I never claimed that the software was required to be centralized. In fact,
I am assuming that it isn't. And besides, you are thinking of distributed
data, not a distributed server. Distributed data was never an issue because
it doesn't have any impact on the software.

The way you are describing this, the world won't be much better than the
Internet already is. It will be a chaotic hodge-podge of whatever static
material people put in their FTP directories. There will be little useable
interactive or dynamic content.

What I want to see personally is a tightly integrated environment that is
everything the Internet wishes it was. I want to see creative landscapes
and artistic design mixed with person-to-person interaction. No one should
be restricted from doing what they want, but it should be under the auspices
of a larger plan. I don't see where these concepts are necessarily mutually
exclusive. Architecture and design is important if you want this world to
be able to handle more than a dozen simultaneous users. You can't throw all
the technical and design issues out the window for the sake of convenience.
A chaotic software system is neither scalable nor particularly extensible.

And just as a note on 56kbps modems: They won't work with every service
provider.

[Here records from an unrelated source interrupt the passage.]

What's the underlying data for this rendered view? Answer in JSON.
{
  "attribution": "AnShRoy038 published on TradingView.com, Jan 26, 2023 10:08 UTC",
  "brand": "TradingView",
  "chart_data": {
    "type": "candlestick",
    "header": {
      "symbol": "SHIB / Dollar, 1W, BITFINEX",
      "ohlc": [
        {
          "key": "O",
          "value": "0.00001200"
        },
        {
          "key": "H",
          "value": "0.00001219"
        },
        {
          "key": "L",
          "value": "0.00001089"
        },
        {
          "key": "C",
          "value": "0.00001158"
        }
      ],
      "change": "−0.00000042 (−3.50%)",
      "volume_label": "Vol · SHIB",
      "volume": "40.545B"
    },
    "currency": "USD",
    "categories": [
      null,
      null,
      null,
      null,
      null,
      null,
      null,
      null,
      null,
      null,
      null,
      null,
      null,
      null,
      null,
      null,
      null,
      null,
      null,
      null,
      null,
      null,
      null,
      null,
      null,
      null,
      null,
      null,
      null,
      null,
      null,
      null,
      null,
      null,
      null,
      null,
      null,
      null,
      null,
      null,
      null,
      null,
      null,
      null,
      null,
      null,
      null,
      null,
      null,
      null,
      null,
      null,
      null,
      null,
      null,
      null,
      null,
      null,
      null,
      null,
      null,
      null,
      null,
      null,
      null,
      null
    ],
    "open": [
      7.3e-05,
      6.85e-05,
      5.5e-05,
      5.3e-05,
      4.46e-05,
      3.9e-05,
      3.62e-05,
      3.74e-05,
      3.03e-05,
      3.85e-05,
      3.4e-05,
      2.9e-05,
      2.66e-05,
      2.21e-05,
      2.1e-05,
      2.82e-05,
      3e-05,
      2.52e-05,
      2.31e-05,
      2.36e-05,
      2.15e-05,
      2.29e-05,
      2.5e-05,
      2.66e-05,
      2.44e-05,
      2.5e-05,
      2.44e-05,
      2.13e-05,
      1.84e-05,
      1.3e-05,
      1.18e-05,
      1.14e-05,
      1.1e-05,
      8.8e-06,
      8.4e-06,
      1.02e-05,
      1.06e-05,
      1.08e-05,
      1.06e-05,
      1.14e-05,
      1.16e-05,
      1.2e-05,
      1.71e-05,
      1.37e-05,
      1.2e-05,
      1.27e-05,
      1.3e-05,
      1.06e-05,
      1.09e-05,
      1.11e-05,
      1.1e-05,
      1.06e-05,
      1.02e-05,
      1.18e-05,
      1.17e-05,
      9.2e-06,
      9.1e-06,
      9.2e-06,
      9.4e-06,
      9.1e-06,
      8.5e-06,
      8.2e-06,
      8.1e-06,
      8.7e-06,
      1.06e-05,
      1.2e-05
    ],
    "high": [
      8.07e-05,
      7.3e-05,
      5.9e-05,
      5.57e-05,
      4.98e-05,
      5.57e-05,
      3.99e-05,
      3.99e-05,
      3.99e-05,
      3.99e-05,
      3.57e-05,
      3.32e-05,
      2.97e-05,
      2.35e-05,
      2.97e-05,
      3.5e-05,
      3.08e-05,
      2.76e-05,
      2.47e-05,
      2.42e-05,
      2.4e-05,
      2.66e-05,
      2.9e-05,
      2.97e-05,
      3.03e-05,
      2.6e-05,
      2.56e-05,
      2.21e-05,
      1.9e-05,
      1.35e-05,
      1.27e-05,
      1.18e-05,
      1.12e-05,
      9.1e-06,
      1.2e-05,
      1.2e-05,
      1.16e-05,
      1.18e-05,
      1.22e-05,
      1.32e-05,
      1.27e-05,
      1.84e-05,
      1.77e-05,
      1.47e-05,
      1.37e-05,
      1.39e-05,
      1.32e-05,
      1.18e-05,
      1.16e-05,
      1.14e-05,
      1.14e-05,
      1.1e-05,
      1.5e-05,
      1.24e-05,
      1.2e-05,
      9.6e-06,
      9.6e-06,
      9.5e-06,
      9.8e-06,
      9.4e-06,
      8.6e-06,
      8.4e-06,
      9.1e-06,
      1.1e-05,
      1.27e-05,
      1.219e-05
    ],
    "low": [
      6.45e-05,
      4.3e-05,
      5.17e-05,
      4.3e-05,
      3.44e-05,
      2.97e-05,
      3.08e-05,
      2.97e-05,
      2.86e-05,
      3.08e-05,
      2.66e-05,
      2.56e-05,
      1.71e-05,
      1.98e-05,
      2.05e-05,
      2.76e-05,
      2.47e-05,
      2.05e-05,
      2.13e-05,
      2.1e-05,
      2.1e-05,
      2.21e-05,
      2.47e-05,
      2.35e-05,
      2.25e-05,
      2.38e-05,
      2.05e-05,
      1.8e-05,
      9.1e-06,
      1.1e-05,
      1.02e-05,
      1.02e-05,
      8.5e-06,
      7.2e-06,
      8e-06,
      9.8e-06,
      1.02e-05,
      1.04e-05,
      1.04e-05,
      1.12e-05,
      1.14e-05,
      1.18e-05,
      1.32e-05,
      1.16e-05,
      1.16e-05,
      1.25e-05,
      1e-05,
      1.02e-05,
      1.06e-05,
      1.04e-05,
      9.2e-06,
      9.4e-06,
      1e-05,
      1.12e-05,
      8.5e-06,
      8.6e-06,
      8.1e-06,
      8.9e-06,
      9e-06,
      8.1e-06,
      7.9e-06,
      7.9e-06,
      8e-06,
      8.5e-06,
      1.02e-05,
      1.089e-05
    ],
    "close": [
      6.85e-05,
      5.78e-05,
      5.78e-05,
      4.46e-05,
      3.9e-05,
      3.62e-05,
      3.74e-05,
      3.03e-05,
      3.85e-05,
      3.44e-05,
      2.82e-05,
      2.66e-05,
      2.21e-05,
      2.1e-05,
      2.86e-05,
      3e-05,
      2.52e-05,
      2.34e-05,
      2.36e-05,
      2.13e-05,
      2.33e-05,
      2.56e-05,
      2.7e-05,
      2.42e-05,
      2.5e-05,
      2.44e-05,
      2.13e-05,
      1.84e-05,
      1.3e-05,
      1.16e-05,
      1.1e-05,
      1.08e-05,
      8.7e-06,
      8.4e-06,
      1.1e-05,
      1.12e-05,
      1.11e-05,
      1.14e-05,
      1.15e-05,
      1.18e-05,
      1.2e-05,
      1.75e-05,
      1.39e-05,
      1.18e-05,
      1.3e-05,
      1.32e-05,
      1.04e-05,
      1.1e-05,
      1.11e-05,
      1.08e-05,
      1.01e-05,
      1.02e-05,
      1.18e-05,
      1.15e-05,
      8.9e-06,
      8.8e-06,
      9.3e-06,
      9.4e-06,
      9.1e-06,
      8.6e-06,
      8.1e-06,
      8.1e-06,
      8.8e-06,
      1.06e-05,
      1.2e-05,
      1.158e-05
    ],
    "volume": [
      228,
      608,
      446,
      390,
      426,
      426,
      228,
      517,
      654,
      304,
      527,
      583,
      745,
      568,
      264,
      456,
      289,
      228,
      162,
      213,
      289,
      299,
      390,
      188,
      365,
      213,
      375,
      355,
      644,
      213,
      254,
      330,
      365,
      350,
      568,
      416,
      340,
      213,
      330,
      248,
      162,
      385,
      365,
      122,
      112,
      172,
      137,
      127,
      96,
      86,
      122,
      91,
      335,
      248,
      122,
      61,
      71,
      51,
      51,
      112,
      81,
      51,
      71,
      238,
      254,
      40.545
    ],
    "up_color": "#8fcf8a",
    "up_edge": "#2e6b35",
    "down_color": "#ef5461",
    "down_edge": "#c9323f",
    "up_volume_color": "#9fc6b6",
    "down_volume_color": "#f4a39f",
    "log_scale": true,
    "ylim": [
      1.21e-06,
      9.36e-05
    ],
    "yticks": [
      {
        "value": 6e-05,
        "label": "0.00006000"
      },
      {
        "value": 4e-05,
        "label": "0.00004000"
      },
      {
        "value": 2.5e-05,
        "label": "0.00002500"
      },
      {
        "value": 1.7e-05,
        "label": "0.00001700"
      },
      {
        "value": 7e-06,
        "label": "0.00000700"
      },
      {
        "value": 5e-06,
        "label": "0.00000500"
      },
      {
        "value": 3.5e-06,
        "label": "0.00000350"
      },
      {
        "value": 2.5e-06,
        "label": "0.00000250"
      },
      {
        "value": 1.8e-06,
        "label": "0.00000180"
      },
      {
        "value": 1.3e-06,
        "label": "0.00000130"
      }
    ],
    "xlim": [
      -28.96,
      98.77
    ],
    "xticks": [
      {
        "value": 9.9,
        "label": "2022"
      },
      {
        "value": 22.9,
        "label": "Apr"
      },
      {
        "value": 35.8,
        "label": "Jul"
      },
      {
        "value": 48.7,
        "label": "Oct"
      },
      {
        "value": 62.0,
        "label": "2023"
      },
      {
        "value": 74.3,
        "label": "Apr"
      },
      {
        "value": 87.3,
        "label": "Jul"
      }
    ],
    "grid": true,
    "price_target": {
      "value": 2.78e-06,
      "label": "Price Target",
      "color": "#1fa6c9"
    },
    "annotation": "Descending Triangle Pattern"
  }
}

The modems assume that the ISP is using a PRI telco connection
(which is the case many times) and not one of the myriad of other options.
If the ISP is using a PRI, then the 56kbps modem establishes a 1B quasi-ISDN
connection to the ISP over standard phone lines. If the ISP uses any other
type of telco connection, you are stuck using the same slow speeds you
always did.

>>If this project was so simple, someone would have done it
>No because most people don't know how to use VRML tools or have machines
>fast enough to run VRML smoothly as well as time and effort.

If people wanted to learn VRML, they would learn. VRML can be a little slow
on older systems, but the requirements aren't terribly steep. Of course,
VRML 2.0 will make the requirements significantly steeper. Also, some
operating systems are more adept at this type of stuff than others. Sadly,
some OSs common on older machines (such as DOS/Win3.11) are very poor for
this type of thing. Win95 works ok though, and a Mac will get you by
(although this is a really poor platform for Java), so a great many should
people should have the minimum development capability. Putting forth the
effort is a personal problem and not particularly relevant, IMO.